Tata Motors' Commercial Vehicles (CV) business has faced a challenging yet resilient first half of FY25, marked by fluctuating market dynamics, evolving customer demands, and a strong push for innovation across product lines. Despite a decline in volumes, the company has demonstrated its ability to adapt, innovate, and maintain profitability, setting the stage for growth in the coming months.
Navigating Declining Volumes Amid Market Challenges
In Q2FY25, Tata Motors' domestic wholesale volumes dropped by 19.6% year-over-year, with 79,800 units sold, reflecting the impact of slowed infrastructure projects, reduced mining activity, and lower fleet utilisation due to heavy rains. Exports also declined by 11.1% year-over-year to 4,400 units. Despite these headwinds, the company achieved an EBITDA margin improvement of 40 basis points, reaching 10.8%, driven by commodity cost savings and operational efficiency.
On a half-year basis, CV revenues stood at INR 17,300 crore, down 13.9% year-over-year, with an EBITDA margin of 11.2%—an increase of 120 basis points. At the Investor presentation, Girish Wagh, Executive Director at Tata Motors, expressed optimism, noting, “We expect the gradual increase in infrastructure spending to boost consumption and improve demand as we go ahead.”
Shifting Trends, Innovations
According to him, the company's heavy commercial vehicles (HCVs) and intermediate light medium commercial vehicles outperformed the industry, with notable growth in the 19-tonne truck segment and a 3% increase in passenger carrier sales. The company leveraged digital initiatives to generate 30% more leads compared to the same period last year, with 27% of these leads translating into sales.
Wagh mentioned a clear trend emerging across sub-segments, with customers gravitating toward vehicles with higher payload capacities. In the MCVs, demand is shifting toward 19-tonne trucks, while in HCVs, 55-tonne tractor trailers are gaining traction for cargo movement. Similarly, small commercial vehicles (SCVs) are seeing increased demand for higher-payload pickups, he said.
Electric Mobility
Tata Motors is making significant strides in electric mobility, having registered 550 electric buses in Q2FY25. With over 3,300 electric buses operational and covering more than 200 million kilometers cumulatively, the company is nearing the completion of its CESL Tender deployment, with over 2,000 buses already delivered. In Jammu and Srinagar, 200 electric buses are running successfully, showcasing Tata Motors' commitment to decarbonising urban transport.

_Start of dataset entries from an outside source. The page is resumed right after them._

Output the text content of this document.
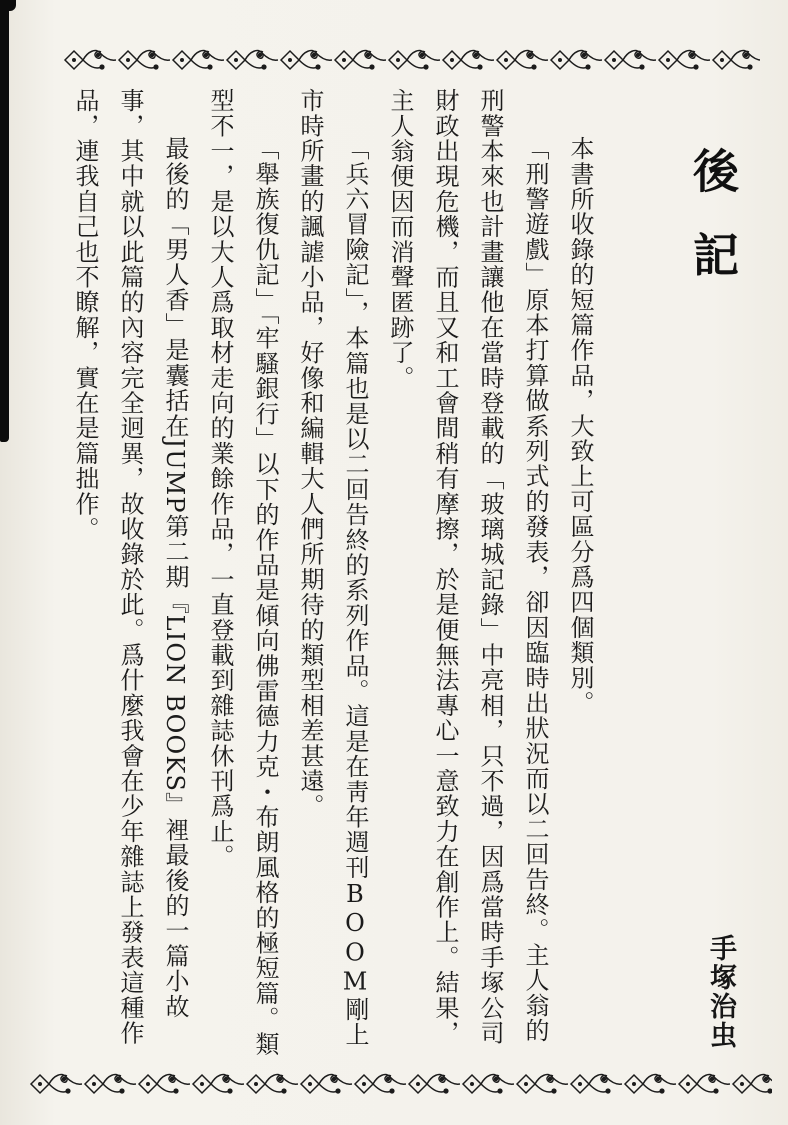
後記

本書所收錄的短篇作品，大致上可區分爲四個類別。

「刑警遊戲」原本打算做系列式的發表，卻因臨時出狀況而以二回告終。主人翁的刑警本來也計畫讓他在當時登載的「玻璃城記錄」中亮相，只不過，因爲當時手塚公司財政出現危機，而且又和工會間稍有摩擦，於是便無法專心一意致力在創作上。結果，主人翁便因而消聲匿跡了。

「兵六冒險記」，本篇也是以二回告終的系列作品。這是在靑年週刊BOOM剛上市時所畫的諷謔小品，好像和編輯大人們所期待的類型相差甚遠。

「舉族復仇記」「牢騷銀行」以下的作品是傾向佛雷德力克・布朗風格的極短篇。類型不一，是以大人爲取材走向的業餘作品，一直登載到雜誌休刊爲止。

最後的「男人香」是囊括在JUMP第二期『LION BOOKS』裡最後的一篇小故事，其中就以此篇的內容完全迥異，故收錄於此。爲什麼我會在少年雜誌上發表這種作品，連我自己也不瞭解，實在是篇拙作。

手塚治虫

According to him, the ACE EV, a flagship product in Tata's CV e-mobility portfolio, continues to gain momentum despite the absence of FAME II subsidies. With over 6,400 units operational and covering 50 million kilometers, the ACE EV achieved 17% year-over-year growth in Q2FY25. The company has onboarded 62 anchor customers for the ACE EV, including major corporates aiming to meet decarbonisation goals and municipalities exploring sustainable urban transport solutions.
Smart City Mobility, Digital Transformation
Tata Motors’ Smart City mobility solutions has been delivering robust performance, with over 3,300 buses operational and achieving 95% uptime. In the digital space, the company’s FleetEdge platform now supports over 710,000 vehicles, offering advanced features such as machine learning-based fuel efficiency solutions, which have delivered a median improvement of 4.8%. The newly launched service, “API as a Service,” allows fleet owners to share live vehicle data with shippers, enhancing supply chain transparency.

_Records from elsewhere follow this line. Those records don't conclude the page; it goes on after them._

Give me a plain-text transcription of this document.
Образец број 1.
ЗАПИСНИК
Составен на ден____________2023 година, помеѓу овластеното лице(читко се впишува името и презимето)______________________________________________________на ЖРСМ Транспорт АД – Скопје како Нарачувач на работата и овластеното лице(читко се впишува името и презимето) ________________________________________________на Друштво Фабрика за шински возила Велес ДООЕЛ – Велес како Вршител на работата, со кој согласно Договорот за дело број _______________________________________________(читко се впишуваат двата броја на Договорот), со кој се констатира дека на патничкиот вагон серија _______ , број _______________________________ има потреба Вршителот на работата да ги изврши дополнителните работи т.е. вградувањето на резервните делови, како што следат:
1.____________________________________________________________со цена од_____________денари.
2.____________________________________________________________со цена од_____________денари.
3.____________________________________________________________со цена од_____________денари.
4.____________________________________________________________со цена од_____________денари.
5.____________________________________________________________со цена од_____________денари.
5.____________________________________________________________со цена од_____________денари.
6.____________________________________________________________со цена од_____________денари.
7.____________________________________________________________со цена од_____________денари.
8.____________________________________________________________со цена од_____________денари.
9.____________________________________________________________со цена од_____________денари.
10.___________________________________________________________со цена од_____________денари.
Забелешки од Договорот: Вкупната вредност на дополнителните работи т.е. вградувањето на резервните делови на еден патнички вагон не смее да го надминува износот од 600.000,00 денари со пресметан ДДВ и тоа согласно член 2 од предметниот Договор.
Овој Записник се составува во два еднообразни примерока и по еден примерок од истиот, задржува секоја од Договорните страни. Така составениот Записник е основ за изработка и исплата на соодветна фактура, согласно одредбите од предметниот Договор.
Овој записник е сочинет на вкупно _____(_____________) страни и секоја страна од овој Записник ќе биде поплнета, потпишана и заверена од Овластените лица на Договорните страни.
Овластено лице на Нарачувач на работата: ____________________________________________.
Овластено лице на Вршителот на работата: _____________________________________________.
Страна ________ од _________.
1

E-Dukaan, Tata Motors’ digital storefront, has gained traction with 34,000 registered buyers and 28,000 SKUs. The FleetVerse platform for online vehicle purchases recorded over 10,000 retail transactions in Q2, half of which were unique sales.
Addressing Challenges & Looking Ahead
Small commercial vehicles remain a challenge due to lower volumes and higher stress in financing. To counter this, the CV maker has implemented a three-pronged strategy focusing on improving product value, working with financiers to offer attractive schemes, and enhancing operational rhythm through digital storefronts and service penetration.

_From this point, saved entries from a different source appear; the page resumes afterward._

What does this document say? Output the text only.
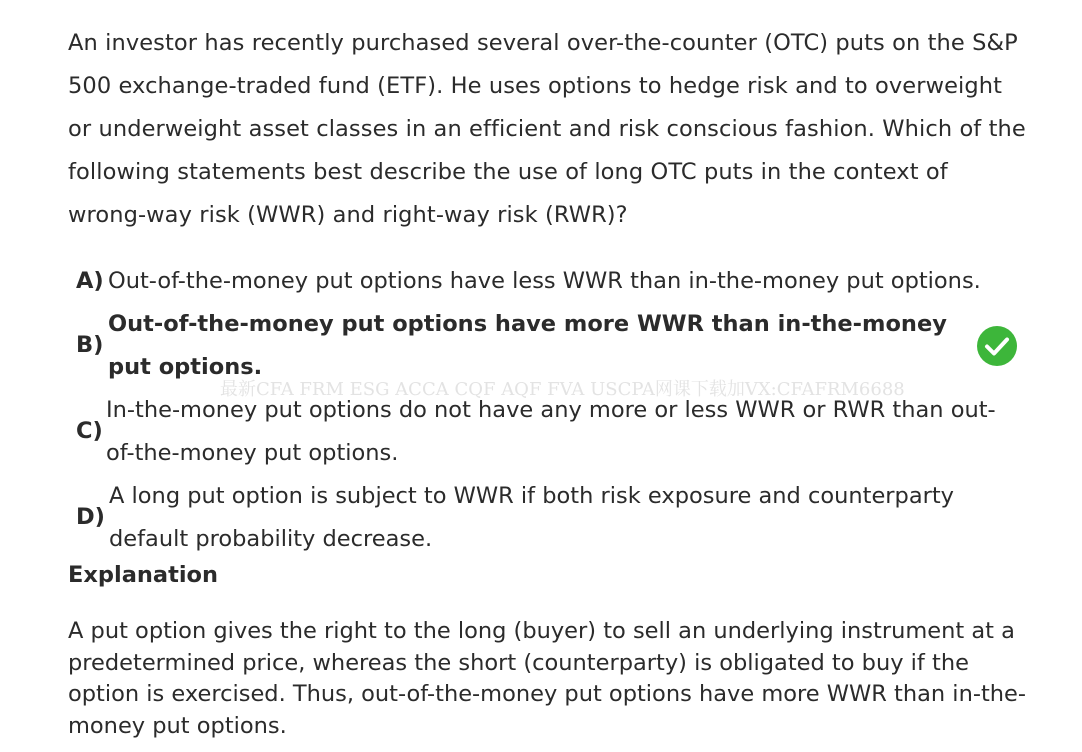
An investor has recently purchased several over-the-counter (OTC) puts on the S&P 500 exchange-traded fund (ETF). He uses options to hedge risk and to overweight or underweight asset classes in an efficient and risk conscious fashion. Which of the following statements best describe the use of long OTC puts in the context of wrong-way risk (WWR) and right-way risk (RWR)?
A) Out-of-the-money put options have less WWR than in-the-money put options.
B)
Out-of-the-money put options have more WWR than in-the-money put options.
最新CFA FRM ESG ACCA CQF AQF FVA USCPA网课下载加VX:CFAFRM6688
C)
In-the-money put options do not have any more or less WWR or RWR than out-of-the-money put options.
D)
A long put option is subject to WWR if both risk exposure and counterparty default probability decrease.
Explanation
A put option gives the right to the long (buyer) to sell an underlying instrument at a predetermined price, whereas the short (counterparty) is obligated to buy if the option is exercised. Thus, out-of-the-money put options have more WWR than in-the-money put options.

The festive season brought positive momentum, with improved truck utilization, increased tipper demand, and a 30% month-over-month volume growth in the SCV segment. Wagh highlighted that disciplined pricing and value propositions, including advanced maintenance packages and digital tools like FleetEdge, continue to drive customer satisfaction.
Optimism With A Cautious Eye
Looking ahead, Tata Motors expects buses and vans to lead growth in H2FY25, followed by intermediate, light and medium CVs. October's improved utilisation rates signal positive trends, but the company remains vigilant about SCVs and HCVs. The ACE EV is positioned for continued success, with capacity to produce 1,000 units per month and potential scalability, he noted.
Tata Motors is poised to capitalise on shifting market dynamics and customer preferences, with an emphasis on higher-payload vehicles and sustainable mobility solutions. With a robust product pipeline, strong digital integration, and a focus on operational efficiency, the company is well-prepared to navigate the challenges of a dynamic commercial vehicle market while driving innovation and growth, Wagh added.